Edit for clarification The Textfile may contain an arbitrary number of lines. Each keypress should print words exactly like it stands in the Textfile, i.e. it conserves spaces and newlines (think of the script I want to achieve as a delayed cat that prints not the whole file at once, but only Word by Word on keystroke)

  • Is that just one line in textfile, or can there be more than one?
    – RudiC
    Oct 11, 2018 at 8:01
  • in regards to the keys you're pressing, I see no connection between them. Can you clarify if you're expecting any alpha-numeric keystroke to print the next word? Oct 11, 2018 at 8:01
  • @RudiC Yes, Textfile may contain an arbitrary number of lines.
    – Pharguin
    Oct 11, 2018 at 8:08
  • @RobotJohnny Sorry if I did not make it clear. I am expecting any alpha-numeric keystroke, i.e. a-z A-Z 0-9.
    – Pharguin
    Oct 11, 2018 at 8:09

1 Answer 1


You're not too far off for a one line file. Try arrays and get rid of your syntax errors:

read -a TMPARR < file
while read -n1 CH && [[ $CNT -lt ${#TMPARR[@]} ]]; do [[ "$CH" =~ [[:print:]] ]] && echo ${TMPARR[((CNT++))]}; done

For a multiline file, try

while read -a TMPARR <&3
   do   CNT=0
        [[ $CNT -lt ${#TMPARR[@]} ]] && read -sn1 CH
        while read -sn1 CH && [[ $CNT -lt ${#TMPARR[@]} ]]
          do [[ "$CH" =~ [[:print:]] ]] && echo ${TMPARR[((CNT++))]}
   done  3< file

You have to split the input file descriptors for reading the text lines sequentially and reading from the terminal in parallel.

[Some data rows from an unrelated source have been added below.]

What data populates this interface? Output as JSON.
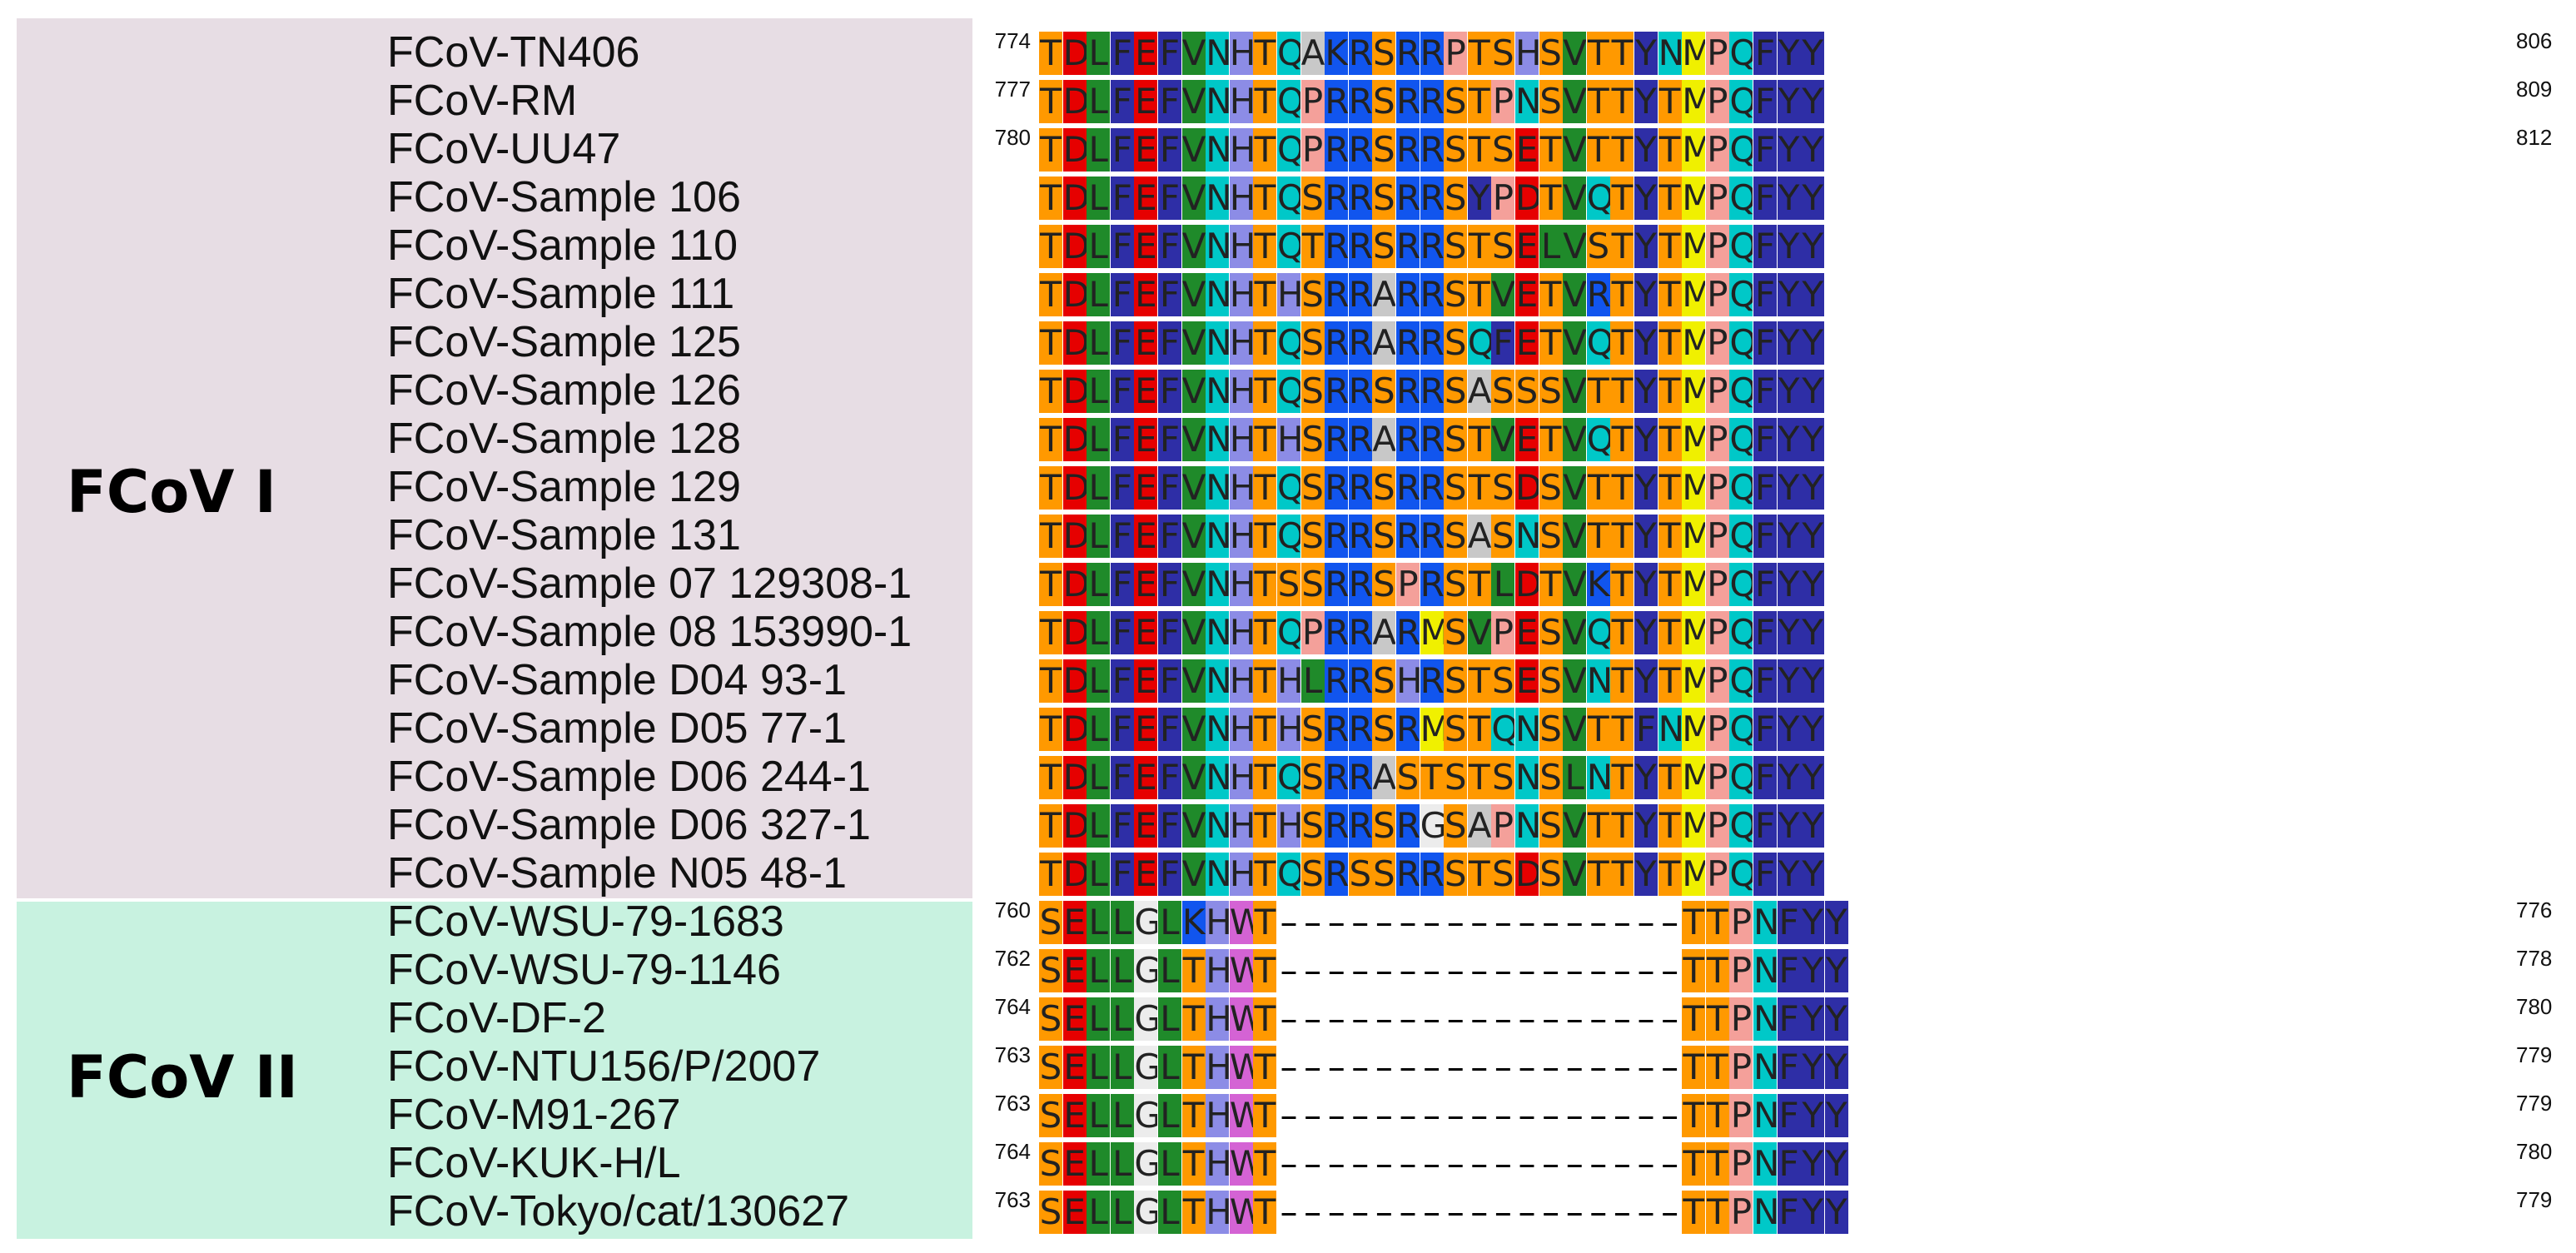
{
  "colors": {
    "group_1_background": "#e7dde4",
    "group_2_background": "#c8f2e0",
    "residues": {
      "T": "#ff9900",
      "S": "#ff9900",
      "D": "#e60000",
      "E": "#e60000",
      "L": "#1f8a2a",
      "V": "#1f8a2a",
      "I": "#1f8a2a",
      "F": "#2e2ea6",
      "Y": "#2e2ea6",
      "W": "#d463d4",
      "N": "#00c8c8",
      "Q": "#00c8c8",
      "H": "#8c8ce6",
      "K": "#1155ee",
      "R": "#1155ee",
      "P": "#f4a09a",
      "A": "#c8c8c8",
      "G": "#ececec",
      "M": "#f0f000",
      "C": "#e6e600"
    }
  },
  "groups": [
    {
      "label": "FCoV I"
    },
    {
      "label": "FCoV II"
    }
  ],
  "sequences": [
    {
      "name": "FCoV-TN406",
      "group": 0,
      "start": "774",
      "end": "806",
      "seq": "TDLFEFVNHTQAKRSRRPTSHSVTTYNMPQFYY"
    },
    {
      "name": "FCoV-RM",
      "group": 0,
      "start": "777",
      "end": "809",
      "seq": "TDLFEFVNHTQPRRSRRSTPNSVTTYTMPQFYY"
    },
    {
      "name": "FCoV-UU47",
      "group": 0,
      "start": "780",
      "end": "812",
      "seq": "TDLFEFVNHTQPRRSRRSTSETVTTYTMPQFYY"
    },
    {
      "name": "FCoV-Sample 106",
      "group": 0,
      "start": "",
      "end": "",
      "seq": "TDLFEFVNHTQSRRSRRSYPDTVQTYTMPQFYY"
    },
    {
      "name": "FCoV-Sample 110",
      "group": 0,
      "start": "",
      "end": "",
      "seq": "TDLFEFVNHTQTRRSRRSTSELVSTYTMPQFYY"
    },
    {
      "name": "FCoV-Sample 111",
      "group": 0,
      "start": "",
      "end": "",
      "seq": "TDLFEFVNHTHSRRARRSTVETVRTYTMPQFYY"
    },
    {
      "name": "FCoV-Sample 125",
      "group": 0,
      "start": "",
      "end": "",
      "seq": "TDLFEFVNHTQSRRARRSQFETVQTYTMPQFYY"
    },
    {
      "name": "FCoV-Sample 126",
      "group": 0,
      "start": "",
      "end": "",
      "seq": "TDLFEFVNHTQSRRSRRSASSSVTTYTMPQFYY"
    },
    {
      "name": "FCoV-Sample 128",
      "group": 0,
      "start": "",
      "end": "",
      "seq": "TDLFEFVNHTHSRRARRSTVETVQTYTMPQFYY"
    },
    {
      "name": "FCoV-Sample 129",
      "group": 0,
      "start": "",
      "end": "",
      "seq": "TDLFEFVNHTQSRRSRRSTSDSVTTYTMPQFYY"
    },
    {
      "name": "FCoV-Sample 131",
      "group": 0,
      "start": "",
      "end": "",
      "seq": "TDLFEFVNHTQSRRSRRSASNSVTTYTMPQFYY"
    },
    {
      "name": "FCoV-Sample 07 129308-1",
      "group": 0,
      "start": "",
      "end": "",
      "seq": "TDLFEFVNHTSSRRSPRSTLDTVKTYTMPQFYY"
    },
    {
      "name": "FCoV-Sample 08 153990-1",
      "group": 0,
      "start": "",
      "end": "",
      "seq": "TDLFEFVNHTQPRRARMSVPESVQTYTMPQFYY"
    },
    {
      "name": "FCoV-Sample D04 93-1",
      "group": 0,
      "start": "",
      "end": "",
      "seq": "TDLFEFVNHTHLRRSHRSTSESVNTYTMPQFYY"
    },
    {
      "name": "FCoV-Sample D05 77-1",
      "group": 0,
      "start": "",
      "end": "",
      "seq": "TDLFEFVNHTHSRRSRMSTQNSVTTFNMPQFYY"
    },
    {
      "name": "FCoV-Sample D06 244-1",
      "group": 0,
      "start": "",
      "end": "",
      "seq": "TDLFEFVNHTQSRRASTSTSNSLNTYTMPQFYY"
    },
    {
      "name": "FCoV-Sample D06 327-1",
      "group": 0,
      "start": "",
      "end": "",
      "seq": "TDLFEFVNHTHSRRSRGSAPNSVTTYTMPQFYY"
    },
    {
      "name": "FCoV-Sample N05 48-1",
      "group": 0,
      "start": "",
      "end": "",
      "seq": "TDLFEFVNHTQSRSSRRSTSDSVTTYTMPQFYY"
    },
    {
      "name": "FCoV-WSU-79-1683",
      "group": 1,
      "start": "760",
      "end": "776",
      "seq": "SELLGLKHWT-----------------TTPNFYY"
    },
    {
      "name": "FCoV-WSU-79-1146",
      "group": 1,
      "start": "762",
      "end": "778",
      "seq": "SELLGLTHWT-----------------TTPNFYY"
    },
    {
      "name": "FCoV-DF-2",
      "group": 1,
      "start": "764",
      "end": "780",
      "seq": "SELLGLTHWT-----------------TTPNFYY"
    },
    {
      "name": "FCoV-NTU156/P/2007",
      "group": 1,
      "start": "763",
      "end": "779",
      "seq": "SELLGLTHWT-----------------TTPNFYY"
    },
    {
      "name": "FCoV-M91-267",
      "group": 1,
      "start": "763",
      "end": "779",
      "seq": "SELLGLTHWT-----------------TTPNFYY"
    },
    {
      "name": "FCoV-KUK-H/L",
      "group": 1,
      "start": "764",
      "end": "780",
      "seq": "SELLGLTHWT-----------------TTPNFYY"
    },
    {
      "name": "FCoV-Tokyo/cat/130627",
      "group": 1,
      "start": "763",
      "end": "779",
      "seq": "SELLGLTHWT-----------------TTPNFYY"
    }
  ]
}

  • How could I modify this so this works for multiple lines? I added a short clarification to my question on how I want the output to look, too.
    – Pharguin
    Oct 11, 2018 at 8:31
  • Thanks for your Input so far. This almost does the trick. It still prints every word seperate on a new line. If I use echo -n "${TMPARR[((CNT++))]} " I get the text separated by spaces. Still, all newlines from the original file are omitted (I am guessing because of how the Array gets created?). I want to keep the formatting exactly like in the original file though, so with all linebreaks, spaces, identations etc intact, if possible.
    – Pharguin
    Oct 11, 2018 at 9:58
  • Would adding an echo between the two dones help?
    – RudiC
    Oct 11, 2018 at 10:26
  • This does the trick! Thanks and accepted.